Yesterday, Israel was unanimously approved to join the Organization for Economic Co-operation and Development (OECD).  Excited, yet?  Well, it is a significant milestone for Israel.

The OECD is now made up of 34 nations, mostly in Europe and North America.  It is a club for democratic countries with market-based economies, membership constituting a recognition of developed economic status.  It has taken Israel years of reforms and fiscal self-discipline to reach this stage.  But, as Prime Minister Netanyahu stated, the hard work has paid off:

“Acceptance to the OECD was made possible thanks to Israel transforming into a developed country with a free market, while also strictly adhering to responsible and balanced economic policies in recent decades. These policies included reduction of Israel’s debt, maintaining fiscal and development policies, cutting taxes and making the capital market more sophisticated.”

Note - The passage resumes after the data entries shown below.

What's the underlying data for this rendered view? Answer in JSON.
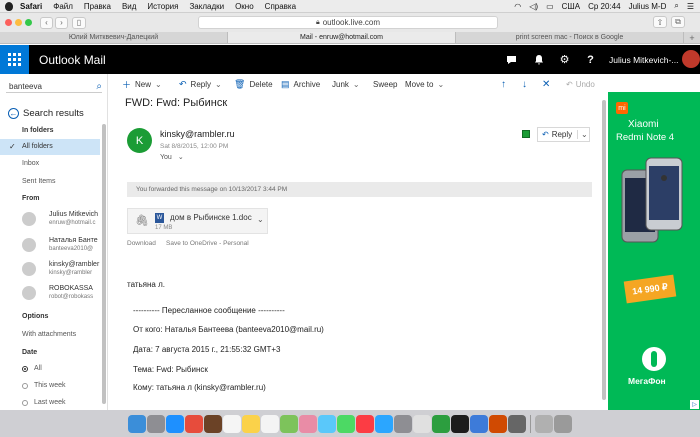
{
  "menubar": {
    "app": "Safari",
    "items": [
      "Файл",
      "Правка",
      "Вид",
      "История",
      "Закладки",
      "Окно",
      "Справка"
    ],
    "input_source": "США",
    "clock": "Ср 20:44",
    "user": "Julius M-D"
  },
  "browser": {
    "url": "outlook.live.com",
    "tabs": [
      "Юлий Митквевич-Далецкий",
      "Mail - enruw@hotmail.com",
      "print screen mac - Поиск в Google"
    ]
  },
  "header": {
    "app_name": "Outlook Mail",
    "user_name": "Julius Mitkevich-..."
  },
  "sidebar": {
    "search_value": "banteeva",
    "search_results_title": "Search results",
    "in_folders_label": "In folders",
    "folders": [
      "All folders",
      "Inbox",
      "Sent Items"
    ],
    "from_label": "From",
    "contacts": [
      {
        "name": "Julius Mitkevich",
        "email": "enruw@hotmail.c"
      },
      {
        "name": "Наталья Банте",
        "email": "banteeva2010@"
      },
      {
        "name": "kinsky@rambler",
        "email": "kinsky@rambler"
      },
      {
        "name": "ROBOKASSA",
        "email": "robot@robokass"
      }
    ],
    "options_label": "Options",
    "with_attachments": "With attachments",
    "date_label": "Date",
    "date_options": [
      "All",
      "This week",
      "Last week"
    ]
  },
  "commands": {
    "new": "New",
    "reply": "Reply",
    "delete": "Delete",
    "archive": "Archive",
    "junk": "Junk",
    "sweep": "Sweep",
    "move_to": "Move to",
    "undo": "Undo"
  },
  "message": {
    "subject": "FWD: Fwd: Рыбинск",
    "avatar_letter": "K",
    "from": "kinsky@rambler.ru",
    "date": "Sat 8/8/2015, 12:00 PM",
    "to": "You",
    "reply_label": "Reply",
    "forwarded_notice": "You forwarded this message on 10/13/2017 3:44 PM",
    "attachment_name": "дом в Рыбинске 1.doc",
    "attachment_size": "17 MB",
    "download_label": "Download",
    "save_label": "Save to OneDrive - Personal",
    "body": [
      "татьяна л.",
      "---------- Пересланное сообщение ----------",
      "От кого: Наталья Бантеева (banteeva2010@mail.ru)",
      "Дата: 7 августа 2015 г., 21:55:32 GMT+3",
      "Тема: Fwd: Рыбинск",
      "Кому: татьяна л (kinsky@rambler.ru)"
    ]
  },
  "ad": {
    "brand": "Xiaomi",
    "model": "Redmi Note 4",
    "price": "14 990 ₽",
    "operator": "МегаФон",
    "mi_logo": "mi",
    "colors": {
      "background": "#00b956",
      "price_bg": "#f5a623"
    }
  },
  "colors": {
    "accent": "#0078d7",
    "header_bg": "#000000",
    "avatar_green": "#1b9c35"
  }
}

As their short promo video indicates, the OECD focuses on obtaining and analyzing data to provide objective information that can assist countries in creating sustainable economic growth, boosting employment, raising living standards, and maintaining financial stability.  And, in bringing together decision makers to share how policies have played out in their own countries, OECD members benefit from that shared knowledge.  Plus, membership has its privileges:

“Becoming a member of the OECD, Israel will be recognized as a developed economy alongside the most developed economies in the world,” Netanyahu said. “There are certain funds abroad that have to invest a great portion of their money only in developed countries, so that Israel’s membership in the organization will extend the range of potential investors in Israeli bonds and in the Israeli economy.”

Congratulations to Israel on its ascension, and hopefully this will open the door to even more prosperity and growth for its citizens, fellow member countries, and the rest of the world!